Pop Bits:  This goth rock-influenced UK outfit formed by twin brothers Jay ("J") and Michael Aston started to come together in 1980. The following year the band made a move to London and soon after got the attention of Situation Two, an offshoot imprint of indie label Beggars Banquet. Beginning in 1982, the band released a few singles and then followed them up with their 1983 debut LP Promise, which made the UK Indie chart Top 10. A second album, 1985's Immigrant, would do well enough to boost the band's profile and that got them moved up to the Beggars Banquet imprint, which then allowed them to get distribution in the US via Geffen. Their 1986 third album Discovery would expand their audience at home while breaking them in the US (mainly at college radio) with two of the LP's tracks making the US Dance chart including the #11 "Desire (Come and Get It)." It set them up well for their next effort, The House of Dolls. This first single would be a minor blip on the US Dance chart at #46, but the exposure on college and indie radio stations helped the song get on the Pop chart, if briefly. Another track, "Twenty Killer Hurts," would get to #33 at Dance. The album would then top out at #108. While the numbers may not seem impressive, the band was highly regarded on the indie scene and garnered a large following both in the US and UK.

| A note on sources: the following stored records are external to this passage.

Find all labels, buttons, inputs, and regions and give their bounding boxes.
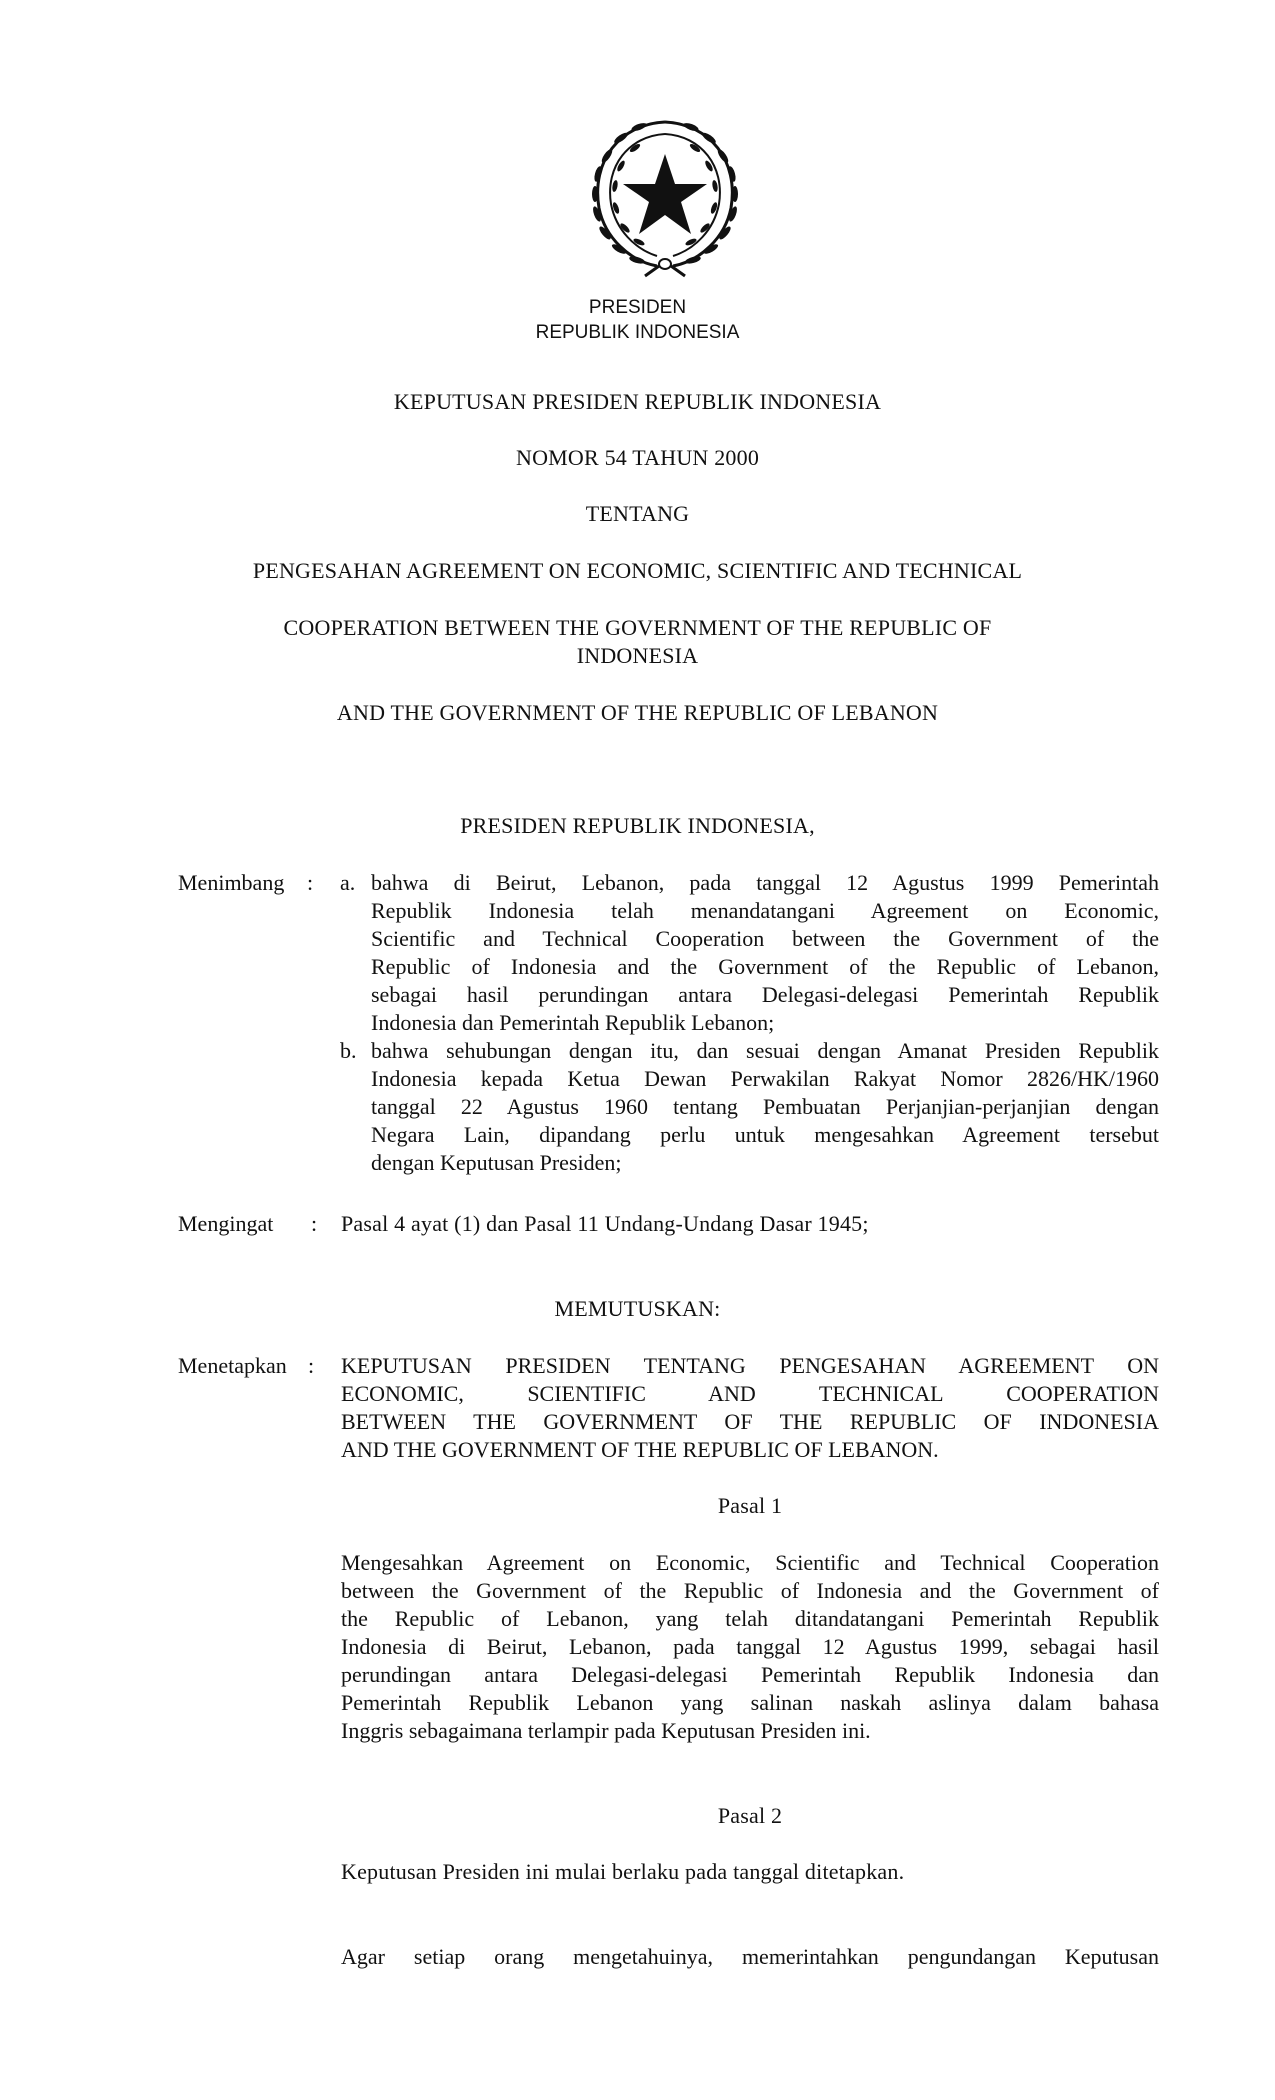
- document-subject-line2: COOPERATION BETWEEN THE GOVERNMENT OF THE REPUBLIC OF: [283, 615, 992, 640]
- presidential-seal-icon: [585, 116, 745, 278]
- text-line: sebagai hasil perundingan antara Delegasi-delegasi Pemerintah Republik: [371, 982, 1159, 1007]
- document-subject-line1: PENGESAHAN AGREEMENT ON ECONOMIC, SCIENTIFIC AND TECHNICAL: [252, 558, 1023, 583]
- menetapkan-label: Menetapkan: [178, 1353, 287, 1378]
- preamble: PRESIDEN REPUBLIK INDONESIA,: [460, 813, 815, 838]
- text-line: Republic of Indonesia and the Government of the Republic of Lebanon,: [371, 954, 1159, 979]
- text-line: perundingan antara Delegasi-delegasi Pemerintah Republik Indonesia dan: [341, 1662, 1159, 1687]
- text-line: bahwa sehubungan dengan itu, dan sesuai dengan Amanat Presiden Republik: [371, 1038, 1159, 1063]
- text-line: dengan Keputusan Presiden;: [371, 1150, 622, 1175]
- emblem-caption-line2: REPUBLIK INDONESIA: [535, 322, 740, 343]
- menetapkan-colon: :: [308, 1353, 315, 1378]
- text-line: Indonesia di Beirut, Lebanon, pada tanggal 12 Agustus 1999, sebagai hasil: [341, 1634, 1159, 1659]
- pasal2-text: Keputusan Presiden ini mulai berlaku pada tanggal ditetapkan.: [341, 1859, 905, 1884]
- menetapkan-text: [341, 1352, 1159, 1464]
- text-line: the Republic of Lebanon, yang telah ditandatangani Pemerintah Republik: [341, 1606, 1159, 1631]
- pasal1-text: [341, 1549, 1159, 1745]
- text-line: tanggal 22 Agustus 1960 tentang Pembuatan Perjanjian-perjanjian dengan: [371, 1094, 1159, 1119]
- text-line: Pemerintah Republik Lebanon yang salinan naskah aslinya dalam bahasa: [341, 1690, 1159, 1715]
- menimbang-item-b: [371, 1037, 1159, 1177]
- menimbang-colon: :: [307, 870, 314, 895]
- mengingat-label: Mengingat: [178, 1211, 274, 1236]
- document-subject-line2b: INDONESIA: [576, 643, 699, 668]
- text-line: BETWEEN THE GOVERNMENT OF THE REPUBLIC OF INDONESIA: [341, 1409, 1159, 1434]
- document-tentang: TENTANG: [585, 501, 690, 526]
- text-line: AND THE GOVERNMENT OF THE REPUBLIC OF LEBANON.: [341, 1437, 939, 1462]
- text-line: Scientific and Technical Cooperation between the Government of the: [371, 926, 1159, 951]
- text-line: Indonesia kepada Ketua Dewan Perwakilan Rakyat Nomor 2826/HK/1960: [371, 1066, 1159, 1091]
- menimbang-item-letter: b.: [340, 1038, 357, 1063]
- document-number: NOMOR 54 TAHUN 2000: [515, 445, 760, 470]
- text-line: Inggris sebagaimana terlampir pada Keputusan Presiden ini.: [341, 1718, 871, 1743]
- memutuskan-heading: MEMUTUSKAN:: [554, 1296, 721, 1321]
- mengingat-text: Pasal 4 ayat (1) dan Pasal 11 Undang-Undang Dasar 1945;: [341, 1211, 869, 1236]
- text-line: Indonesia dan Pemerintah Republik Lebanon;: [371, 1010, 775, 1035]
- menimbang-item-letter: a.: [340, 870, 356, 895]
- text-line: KEPUTUSAN PRESIDEN TENTANG PENGESAHAN AGREEMENT ON: [341, 1353, 1159, 1378]
- menimbang-label: Menimbang: [178, 870, 285, 895]
- text-line: between the Government of the Republic of Indonesia and the Government of: [341, 1578, 1159, 1603]
- pasal1-heading: Pasal 1: [717, 1493, 783, 1518]
- mengingat-colon: :: [311, 1211, 318, 1236]
- document-subject-line3: AND THE GOVERNMENT OF THE REPUBLIC OF LEBANON: [336, 700, 939, 725]
- text-line: Agar setiap orang mengetahuinya, memerintahkan pengundangan Keputusan: [341, 1944, 1159, 1969]
- pasal2-heading: Pasal 2: [717, 1803, 783, 1828]
- emblem-caption-line1: PRESIDEN: [588, 297, 687, 318]
- text-line: ECONOMIC, SCIENTIFIC AND TECHNICAL COOPERATION: [341, 1381, 1159, 1406]
- closing-text: [341, 1943, 1159, 1971]
- menimbang-item-a: [371, 869, 1159, 1037]
- text-line: Negara Lain, dipandang perlu untuk mengesahkan Agreement tersebut: [371, 1122, 1159, 1147]
- text-line: Mengesahkan Agreement on Economic, Scientific and Technical Cooperation: [341, 1550, 1159, 1575]
- text-line: Republik Indonesia telah menandatangani Agreement on Economic,: [371, 898, 1159, 923]
- text-line: bahwa di Beirut, Lebanon, pada tanggal 12 Agustus 1999 Pemerintah: [371, 870, 1159, 895]
- document-title: KEPUTUSAN PRESIDEN REPUBLIK INDONESIA: [393, 389, 882, 414]
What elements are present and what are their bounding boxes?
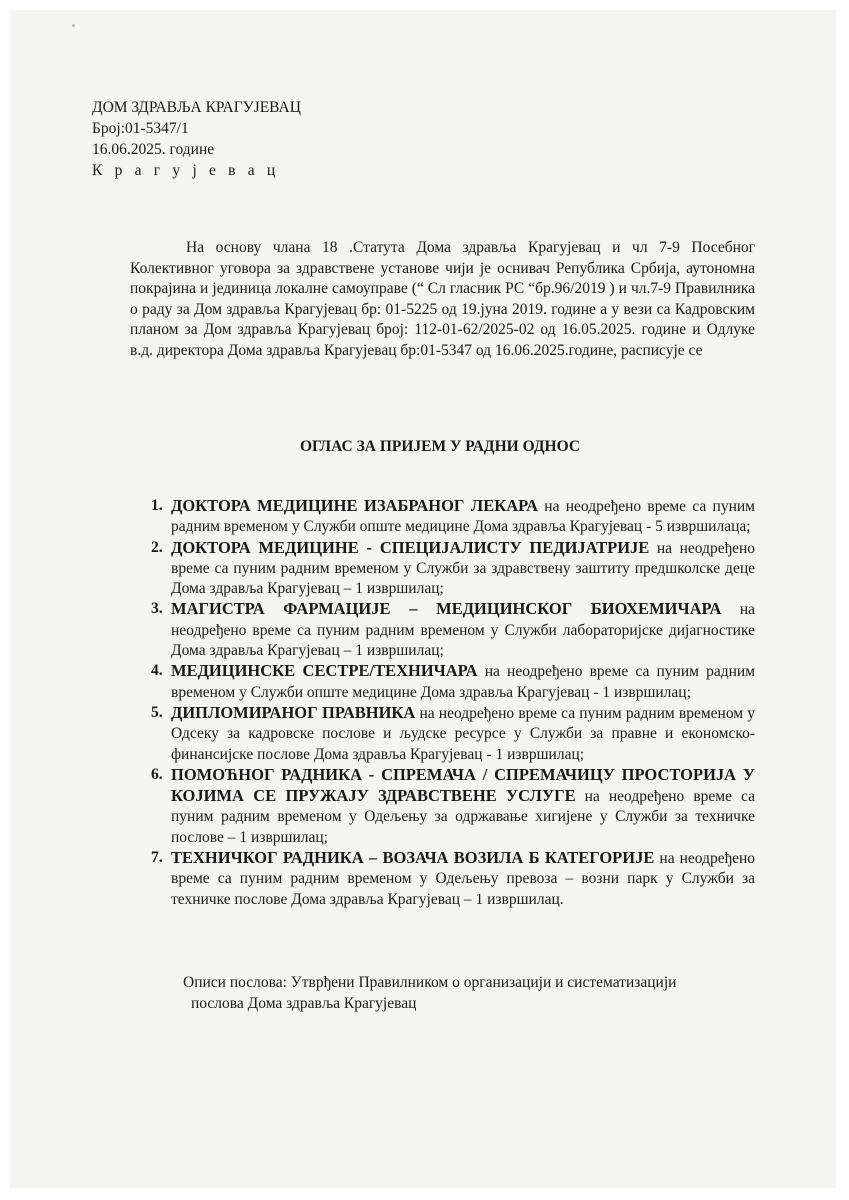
positions-list [130,496,755,910]
institution-name: ДОМ ЗДРАВЉА КРАГУЈЕВАЦ [92,99,301,116]
document-page [10,10,836,1188]
position-number: 5. [151,703,163,721]
position-number: 4. [151,662,163,680]
position-number: 1. [151,497,163,514]
position-item [130,848,755,910]
position-title: МЕДИЦИНСКЕ СЕСТРЕ/ТЕХНИЧАРА [171,661,478,681]
scan-speck [72,24,75,27]
position-number: 2. [151,538,163,556]
position-title: ДОКТОРА МЕДИЦИНЕ - СПЕЦИЈАЛИСТУ ПЕДИЈАТРИЈЕ [171,537,650,557]
position-number: 7. [151,849,163,867]
position-title: ТЕХНИЧКОГ РАДНИКА – ВОЗАЧА ВОЗИЛА Б КАТЕГОРИЈЕ [171,848,655,868]
job-descriptions-note [183,973,755,1014]
position-text: на неодређено време са пуним радним временом у Служби за здравствену заштиту предшколске деце Дома здравља Крагујевац – 1 извршилац; [171,539,755,598]
intro-text: На основу члана 18 .Статута Дома здравља Крагујевац и чл 7-9 Посебног Колективног уговора за здравствене установе чији је оснивач Република Србија, аутономна покрајина и јединица локалне самоуправе (“ Сл гласник РС “бр.96/2019 ) и чл.7-9 Правилника о раду за Дом здравља Крагујевац бр: 01-5225 од 19.јуна 2019. године а у вези са Кадровским планом за Дом здравља Крагујевац број: 112-01-62/2025-02 од 16.05.2025. године и Одлуке в.д. директора Дома здравља Крагујевац бр:01-5347 од 16.06.2025.године, расписује се [130,239,755,359]
position-item [130,703,755,765]
position-item [130,496,755,538]
position-text: на неодређено време са пуним радним временом у Служби опште медицине Дома здравља Крагујевац - 5 извршилаца; [171,498,755,536]
position-text: на неодређено време са пуним радним временом у Одељењу за одржавање хигијене у Служби за техничке послове – 1 извршилац; [171,788,755,846]
position-item [130,661,755,703]
position-item [130,538,755,600]
position-title: ДОКТОРА МЕДИЦИНЕ ИЗАБРАНОГ ЛЕКАРА [171,496,538,515]
document-city: К р а г у ј е в а ц [92,162,280,179]
position-number: 3. [151,600,163,618]
position-number: 6. [151,765,163,783]
position-title: МАГИСТРА ФАРМАЦИЈЕ – МЕДИЦИНСКОГ БИОХЕМИЧАРА [171,599,722,619]
position-text: на неодређено време са пуним радним временом у Служби лабораторијске дијагностике Дома здравља Крагујевац – 1 извршилац; [171,601,755,660]
position-title: ПОМОЋНОГ РАДНИКА - СПРЕМАЧА / СПРЕМАЧИЦУ ПРОСТОРИЈА У КОЈИМА СЕ ПРУЖАЈУ ЗДРАВСТВЕНЕ УСЛУГЕ [171,764,755,806]
position-text: на неодређено време са пуним радним временом у Одељењу превоза – возни парк у Служби за техничке послове Дома здравља Крагујевац – 1 извршилац. [171,850,756,908]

ReduxReview:  This song sounds like the band's stab and coming up with a viable, radio-friendly single. Even the production, courtesy of Jimmy Iovine (who only did two track for the LP), framed the tune in an arena-sized sound that gave it a solid pop/rock punch. It seemed the label (and perhaps the band) was determined to turn Gene Loves Jezebel from a college/indie rock cult group into a more mainstream-friendly act. Perhaps the label's answer to The Cure. It didn't quite work out that way, but I thought this hooky, exuberant track was a good one to show off the band. It is oddly quite a happy track with all its whoops, reverb, and brightly recorded guitars and keyboards. It took a couple of listens, but I ended up enjoying the song quite a bit.

ReduxRating:  7/10

Trivia:  When the band first formed, they went by the name Slav Aryan (or by some accounts, Slav Aryan, Slavorian, or Slay Arian). After their move to London, they took on the name Gene Loves Jezebel. There seems to be a couple of origin stories about the name. The most common seems to be that the name was a combination of rockabilly pioneer Gene Vincent and his 1961 song "Jezebel." The other story involves nicknames given to the Aston twins. It seems like "J" Aston was dubbed Jezebel because of his initial-only first name and his long, flowing hair. Michael Aston got called Gene after Gene Vincent. It seems that Aston had a bit of a limp due to a poorly healed broken leg. Somehow, this got associated with Gene Vincent who in 1960 was in a major car crash while on tour in the UK. The accident added further damage to his leg, which had previously been shattered in a motorcycle crash in 1955 and left him with a limp. (Also in the car crash was another early rock 'n' roll star Eddie Cochran, who died from his injuries.) Aston's limp somehow brought to mind Vincent's limp and Ashton got called Gene. The pair of nicknames then turned into the band name. There is also an addendum to the second story that after the twins got their nicknames, someone flippantly said "does Gene love Jezebel?" The answer was apparently, yes, Gene loves Jezebel, and a band name was born. If the latter story is true, it seems the love didn't last all that long. Their relationship would turn tempestuous over the years with lawsuits and each brother forming/leading their own version of Gene Loves Jezebel.